As projects move toward NTP (Notice to Proceed), the money starts flowing. Instead of using an additional development company as intermediary, the originator performs due diligence to find the right long-term owner. In a normal scenario, the green field developer creates the opportunity, then sells it to the more significant developer. That developer continues the process and takes his cut of the deal. Ultimately, the project is sold to an IPP (Independent Power Producer) or utility. If the original developer can skip that middle step, they position themselves for greater profit when the deal is complete.

Profitability, value creation, and liquidity are necessary for long-term excellence. Even a dynamic professional culture needs a strategy. Surprisingly, simply having an experienced group of qualified professionals that focus on the details necessary to execute the project to completion is not a guaranty that the final product will be successful. This is also true with the investment capital to sustain it - some investors are just not worth the money. 

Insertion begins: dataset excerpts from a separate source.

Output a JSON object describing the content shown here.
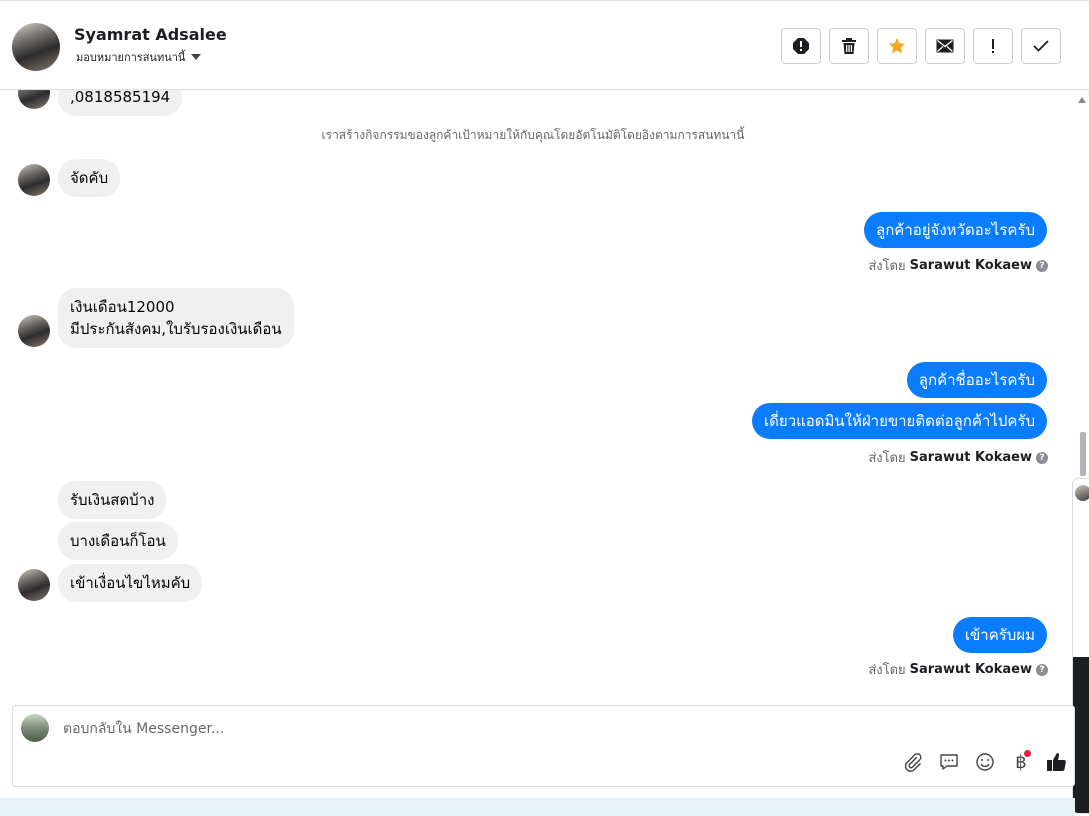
{
  "header": {
    "contact_name": "Syamrat Adsalee",
    "assign_label": "มอบหมายการสนทนานี้",
    "actions": [
      {
        "name": "spam-icon",
        "glyph": "!"
      },
      {
        "name": "trash-icon"
      },
      {
        "name": "star-icon",
        "color": "#f5a623"
      },
      {
        "name": "mail-icon"
      },
      {
        "name": "follow-up-icon",
        "glyph": "!"
      },
      {
        "name": "done-icon"
      }
    ]
  },
  "thread": {
    "partial_message": ",0818585194",
    "system_note": "เราสร้างกิจกรรมของลูกค้าเป้าหมายให้กับคุณโดยอัตโนมัติโดยอิงตามการสนทนานี้",
    "messages": [
      {
        "direction": "in",
        "text": "จัดคับ"
      },
      {
        "direction": "out",
        "text": "ลูกค้าอยู่จังหวัดอะไรครับ"
      },
      {
        "direction": "in",
        "text_line1": "เงินเดือน12000",
        "text_line2": "มีประกันสังคม,ใบรับรองเงินเดือน"
      },
      {
        "direction": "out",
        "text": "ลูกค้าชื่ออะไรครับ"
      },
      {
        "direction": "out",
        "text": "เดี่ยวแอดมินให้ฝ่ายขายติดต่อลูกค้าไปครับ"
      },
      {
        "direction": "in",
        "text": "รับเงินสดบ้าง"
      },
      {
        "direction": "in",
        "text": "บางเดือนก็โอน"
      },
      {
        "direction": "in",
        "text": "เข้าเงื่อนไขไหมคับ"
      },
      {
        "direction": "out",
        "text": "เข้าครับผม"
      }
    ],
    "sent_by_prefix": "ส่งโดย",
    "sent_by_name": "Sarawut Kokaew",
    "outgoing_color": "#0a7cff"
  },
  "composer": {
    "placeholder": "ตอบกลับใน Messenger...",
    "currency_glyph": "฿",
    "tools": [
      "attach-icon",
      "saved-reply-icon",
      "emoji-icon",
      "payment-icon",
      "like-icon"
    ]
  }
}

The path companies follow to capitalize and increase their assets also dictates the actions they need to take to accomplish their goals. Developers frequently choose the road that offers the most significant possible upside, without thinking about how capital structure creates risk in achieving that upside. Regardless of circumstance, when investment contracts are agreed, the receiver will have to give something up. It is important to feel comfortable with all the terms established, and understand how this agreement will impact not only the project, but you personally. Development is an incredibly cash-intensive business; when you’re short on cash, it ultimately takes away opportunities. You must think about capitalization at all times.

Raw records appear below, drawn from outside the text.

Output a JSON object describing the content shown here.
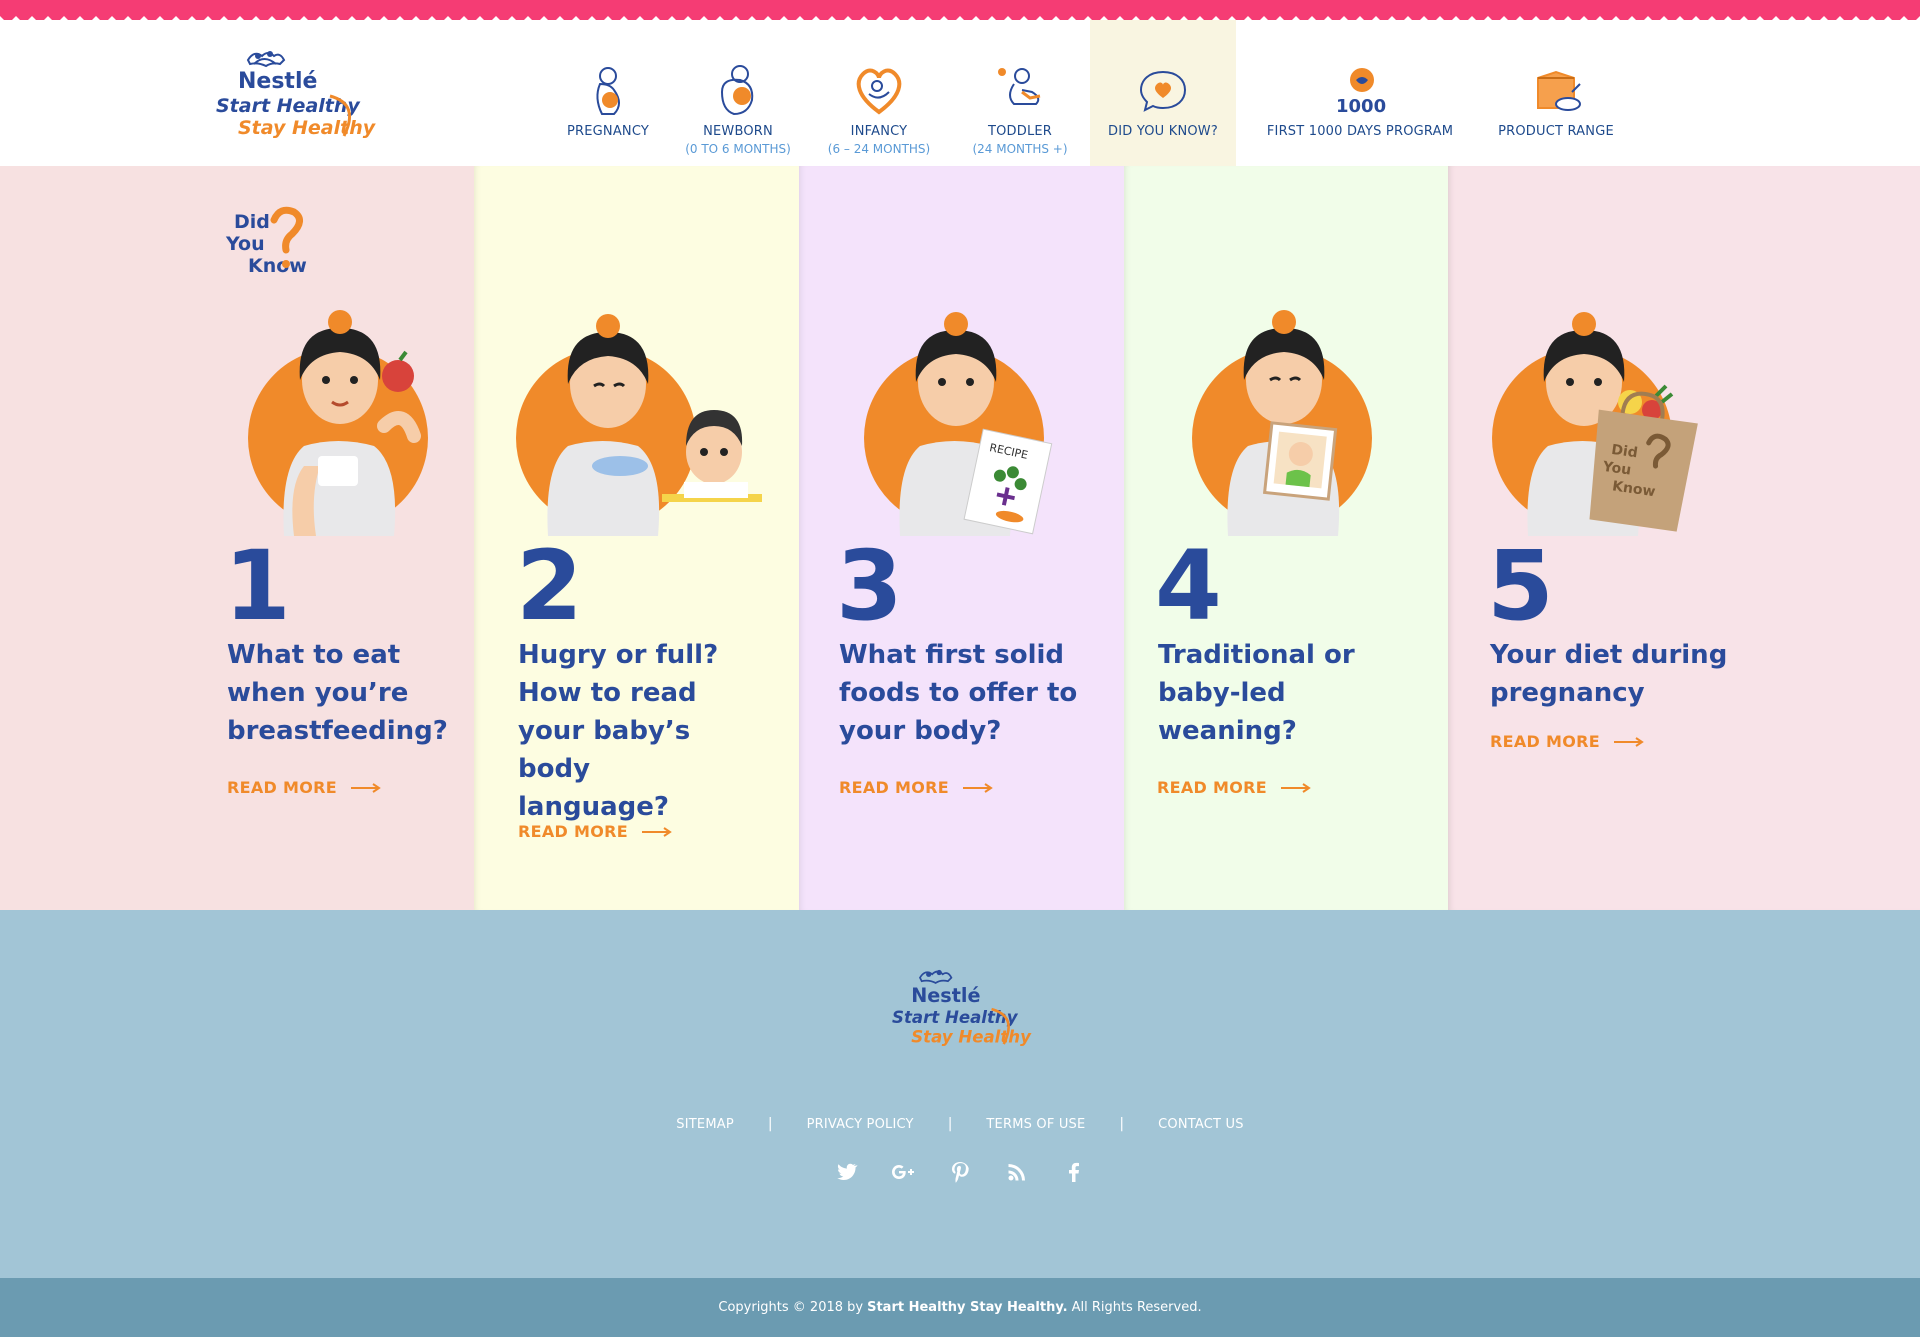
{
  "brand": {
    "name": "Nestlé",
    "line1": "Start Healthy",
    "line2": "Stay Healthy"
  },
  "nav": {
    "items": [
      {
        "label": "PREGNANCY",
        "sub": ""
      },
      {
        "label": "NEWBORN",
        "sub": "(0 TO 6 MONTHS)"
      },
      {
        "label": "INFANCY",
        "sub": "(6 – 24 MONTHS)"
      },
      {
        "label": "TODDLER",
        "sub": "(24 MONTHS +)"
      },
      {
        "label": "DID YOU KNOW?",
        "sub": ""
      },
      {
        "label": "FIRST 1000 DAYS PROGRAM",
        "sub": "",
        "badge": "1000"
      },
      {
        "label": "PRODUCT RANGE",
        "sub": ""
      }
    ]
  },
  "did_you_know": {
    "line1": "Did",
    "line2": "You",
    "line3": "Know"
  },
  "cards": [
    {
      "number": "1",
      "title_lines": [
        "What to eat",
        "when you’re",
        "breastfeeding?"
      ],
      "read_more": "READ MORE",
      "bg": "#f7e1e1"
    },
    {
      "number": "2",
      "title_lines": [
        "Hugry or full?",
        "How to read",
        "your baby’s body",
        "language?"
      ],
      "read_more": "READ MORE",
      "bg": "#fdfde1"
    },
    {
      "number": "3",
      "title_lines": [
        "What first solid",
        "foods to offer to",
        "your body?"
      ],
      "read_more": "READ MORE",
      "bg": "#f4e3fb",
      "recipe": "RECIPE"
    },
    {
      "number": "4",
      "title_lines": [
        "Traditional or",
        "baby-led",
        "weaning?"
      ],
      "read_more": "READ MORE",
      "bg": "#f1fde9"
    },
    {
      "number": "5",
      "title_lines": [
        "Your diet during",
        "pregnancy"
      ],
      "read_more": "READ MORE",
      "bg": "#f8e3e8"
    }
  ],
  "footer": {
    "links": [
      "SITEMAP",
      "PRIVACY POLICY",
      "TERMS OF USE",
      "CONTACT US"
    ],
    "separator": "|",
    "social": [
      "twitter-icon",
      "google-plus-icon",
      "pinterest-icon",
      "rss-icon",
      "facebook-icon"
    ],
    "copyright_pre": "Copyrights © 2018 by",
    "copyright_brand": "Start Healthy Stay Healthy.",
    "copyright_post": "All Rights Reserved."
  },
  "colors": {
    "primary_blue": "#2a4b9b",
    "accent_orange": "#f08a2a",
    "zigzag_pink": "#f53c74",
    "footer_bg": "#a2c5d6",
    "copyright_bg": "#6b9bb1"
  }
}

Refusing outside capital leaves you with one choice: self-financing. If the developer had enough funds to pay for the project, he’d have all the decision power. That, however, requires a lot of conviction (as well as a vast amount of resources). Developers trying to raise cash at the corporate level need to have a clear plan, a market that can be utilized, and the resolve to stay within that market area. While selling to larger developers can be a rewarding situation, it tends to be fraught with challenges because everybody is competing for capital. Inevitably, this creates a project hierarchy, with money flowing to the most lucrative opportunities. Raising project-level development capital is challenging and costly, but it allows for some of the benefits of self-financing, giving you more control over your destiny.

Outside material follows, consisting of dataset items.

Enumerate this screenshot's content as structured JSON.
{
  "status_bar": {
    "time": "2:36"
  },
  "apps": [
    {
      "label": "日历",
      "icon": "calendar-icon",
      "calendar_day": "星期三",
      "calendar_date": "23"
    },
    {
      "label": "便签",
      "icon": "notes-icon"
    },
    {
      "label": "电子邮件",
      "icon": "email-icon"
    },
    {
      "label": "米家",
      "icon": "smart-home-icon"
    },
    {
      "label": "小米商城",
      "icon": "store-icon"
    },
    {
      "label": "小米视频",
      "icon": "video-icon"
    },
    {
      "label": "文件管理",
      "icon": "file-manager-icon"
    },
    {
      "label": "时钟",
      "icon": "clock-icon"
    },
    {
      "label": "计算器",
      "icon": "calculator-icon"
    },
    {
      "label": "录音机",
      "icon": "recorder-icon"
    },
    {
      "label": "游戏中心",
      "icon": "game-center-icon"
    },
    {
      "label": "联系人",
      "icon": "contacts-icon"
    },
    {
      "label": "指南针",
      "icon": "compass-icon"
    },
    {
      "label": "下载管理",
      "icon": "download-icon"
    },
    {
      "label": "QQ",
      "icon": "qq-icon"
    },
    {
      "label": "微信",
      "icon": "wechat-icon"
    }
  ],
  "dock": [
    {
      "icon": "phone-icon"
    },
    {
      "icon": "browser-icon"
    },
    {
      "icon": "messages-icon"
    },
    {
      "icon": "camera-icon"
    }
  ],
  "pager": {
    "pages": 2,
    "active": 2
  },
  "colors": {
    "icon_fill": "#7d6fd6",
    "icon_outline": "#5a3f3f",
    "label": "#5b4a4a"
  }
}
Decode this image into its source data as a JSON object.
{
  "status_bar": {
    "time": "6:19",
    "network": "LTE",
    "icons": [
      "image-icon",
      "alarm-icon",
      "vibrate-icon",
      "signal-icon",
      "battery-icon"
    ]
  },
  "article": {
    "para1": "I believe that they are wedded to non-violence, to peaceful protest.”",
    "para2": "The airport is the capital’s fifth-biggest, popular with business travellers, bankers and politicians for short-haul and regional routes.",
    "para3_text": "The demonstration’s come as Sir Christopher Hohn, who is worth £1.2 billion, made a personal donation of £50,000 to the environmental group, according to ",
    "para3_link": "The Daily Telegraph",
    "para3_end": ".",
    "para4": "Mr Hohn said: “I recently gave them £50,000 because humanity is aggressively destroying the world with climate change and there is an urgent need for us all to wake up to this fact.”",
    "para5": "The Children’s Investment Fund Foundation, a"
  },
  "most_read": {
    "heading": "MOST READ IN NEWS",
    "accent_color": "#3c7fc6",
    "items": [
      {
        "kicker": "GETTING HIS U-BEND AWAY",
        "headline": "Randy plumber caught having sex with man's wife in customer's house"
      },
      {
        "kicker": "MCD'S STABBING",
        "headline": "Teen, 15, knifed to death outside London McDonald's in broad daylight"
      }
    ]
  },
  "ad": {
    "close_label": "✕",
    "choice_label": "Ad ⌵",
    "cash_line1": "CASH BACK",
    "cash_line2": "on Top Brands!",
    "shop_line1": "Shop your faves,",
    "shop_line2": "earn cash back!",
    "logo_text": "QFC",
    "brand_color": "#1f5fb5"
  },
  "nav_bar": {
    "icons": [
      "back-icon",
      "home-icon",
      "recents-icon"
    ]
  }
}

The world is building more solar-power plants because they’re getting cheaper. Since 2009, the total installed costs of solar have decreased by 70 percent around the world. New power purchase agreements (PPA’s) frequently fall below $100 per megawatt-hour, with some falling below thirty dollars ($30).  That price puts solar at or below the cost of a new natural-gas plant.

Regulatory measures like the Investment Tax Credit (ITC), further support the economics of solar. In many instances, solar is often “the lowest cost energy”, notably less costly than the next cheapest alternative. A number of leading multinationals are signing solar deals not only to gain green credentials, but also to lower their energy costs and diversify their power source.

When adding banking interest to re-rate solar, the cost of these projects drop even more, becoming a better investment for the greenfield developer. Consequently, every other company involved in the process will also receive worthwhile ROI’s. Ideally, the project finds a home where everyone involved is able to share in the economics.

Given these trends, it’s estimated that 2,000 to 3,000 GW of solar capacity - or almost half of total electric-power capacity in the world today - will be done by 2025. While solar alone can’t fully meet the need for electricity (because the sun doesn’t always shine), and we need to concentrate on balancing energy to keep the grid healthy, solar’s continued growth will nonetheless transform energy markets around the world. 

“If your actions inspire others to dream more, learn more, do more and become more, you are a leader”

– John Quincy Adams

Mr. Benedict is Chairman/CMO of Unicorn Solar Development, a California-based solar company that provides module procurement, project management, business development, solar financing, residential and commercial solar project installations and management consulting nationwide.